Il burro crudo non è pastorizzato e si conserva meno, ma offre un sapore più ricco. L’extrafine è prodotto solo con panna fresca e non congelata, entro tempi molto stretti. Il burro “fine” può contenere fino al 30% di panna congelata.
Il sale è usato più per gusto che conservazione. Il burro salato contiene almeno 3 g di sale per 100 g; il demi-sel tra 0,8 e 3 g. La versione “dolce” ha meno di 0,5 g di sale.

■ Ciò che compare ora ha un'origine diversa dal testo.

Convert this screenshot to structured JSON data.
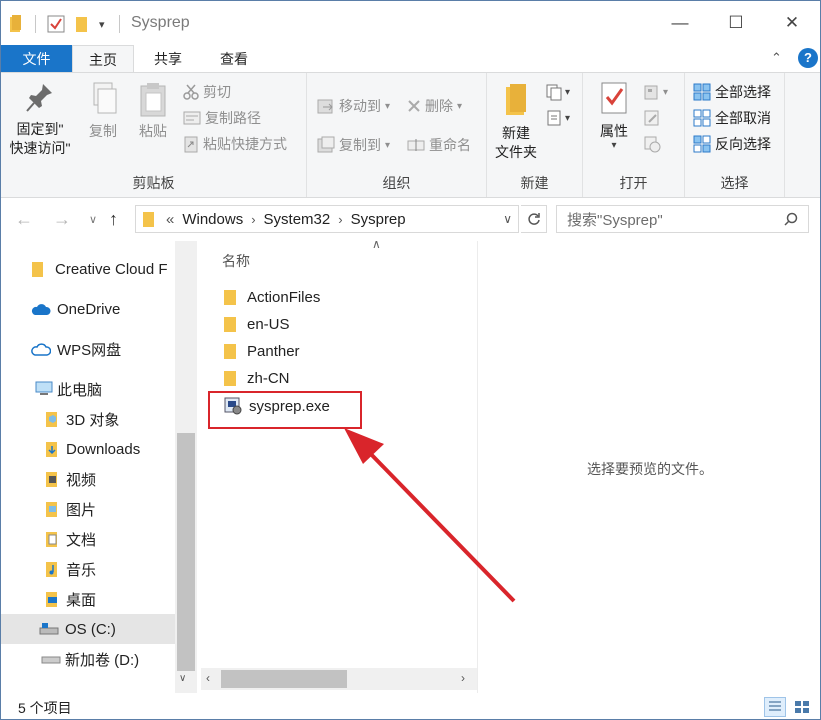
{
  "window": {
    "title": "Sysprep",
    "controls": {
      "minimize": "—",
      "maximize": "☐",
      "close": "✕"
    }
  },
  "ribbon_tabs": [
    "文件",
    "主页",
    "共享",
    "查看"
  ],
  "ribbon": {
    "clipboard": {
      "pin_label_1": "固定到\"",
      "pin_label_2": "快速访问\"",
      "copy": "复制",
      "paste": "粘贴",
      "cut": "剪切",
      "copy_path": "复制路径",
      "paste_shortcut": "粘贴快捷方式",
      "group": "剪贴板"
    },
    "organize": {
      "move_to": "移动到",
      "copy_to": "复制到",
      "delete": "删除",
      "rename": "重命名",
      "group": "组织"
    },
    "new": {
      "new_folder_1": "新建",
      "new_folder_2": "文件夹",
      "group": "新建"
    },
    "open": {
      "properties": "属性",
      "group": "打开"
    },
    "select": {
      "select_all": "全部选择",
      "select_none": "全部取消",
      "invert": "反向选择",
      "group": "选择"
    }
  },
  "address": {
    "overflow": "«",
    "crumbs": [
      "Windows",
      "System32",
      "Sysprep"
    ],
    "search_placeholder": "搜索\"Sysprep\""
  },
  "nav": [
    {
      "label": "Creative Cloud F",
      "icon": "folder-icon"
    },
    {
      "label": "OneDrive",
      "icon": "cloud-icon"
    },
    {
      "label": "WPS网盘",
      "icon": "cloud-outline-icon"
    },
    {
      "label": "此电脑",
      "icon": "computer-icon"
    },
    {
      "label": "3D 对象",
      "icon": "3d-objects-icon"
    },
    {
      "label": "Downloads",
      "icon": "downloads-icon"
    },
    {
      "label": "视频",
      "icon": "video-icon"
    },
    {
      "label": "图片",
      "icon": "pictures-icon"
    },
    {
      "label": "文档",
      "icon": "documents-icon"
    },
    {
      "label": "音乐",
      "icon": "music-icon"
    },
    {
      "label": "桌面",
      "icon": "desktop-icon"
    },
    {
      "label": "OS (C:)",
      "icon": "os-drive-icon"
    },
    {
      "label": "新加卷 (D:)",
      "icon": "drive-icon"
    }
  ],
  "files": {
    "column_name": "名称",
    "items": [
      {
        "name": "ActionFiles",
        "type": "folder"
      },
      {
        "name": "en-US",
        "type": "folder"
      },
      {
        "name": "Panther",
        "type": "folder"
      },
      {
        "name": "zh-CN",
        "type": "folder"
      },
      {
        "name": "sysprep.exe",
        "type": "exe"
      }
    ]
  },
  "preview_text": "选择要预览的文件。",
  "status": {
    "count": "5 个项目"
  },
  "colors": {
    "accent": "#1a75c9",
    "folder": "#f4c34a",
    "highlight": "#d9252b"
  }
}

Diffusi i prodotti aromatizzati alle erbe, spezie o alghe (spesso costosi, meglio farseli in casa). Il burro biologico garantisce solo l’origine bio della panna, non il processo produttivo. I burri Aop (Charentes-Poitou, Isigny, Bresse) sono legati al territorio, ma con standard molto variabili: il più rigoroso è il burro di Bresse.
Tra i prodotti “moderni” ci sono il burro tenero (sempre spalmabile, grazie a una tecnologia che ne modifica la struttura, pur mantenendo l’82% di grassi) e il burroleggero o alleggerito che contiene dal 39% al 62% di grassi, ma, come abbiamo visto, anche molti additivi (emulsionanti, conservanti, aromi, addensanti).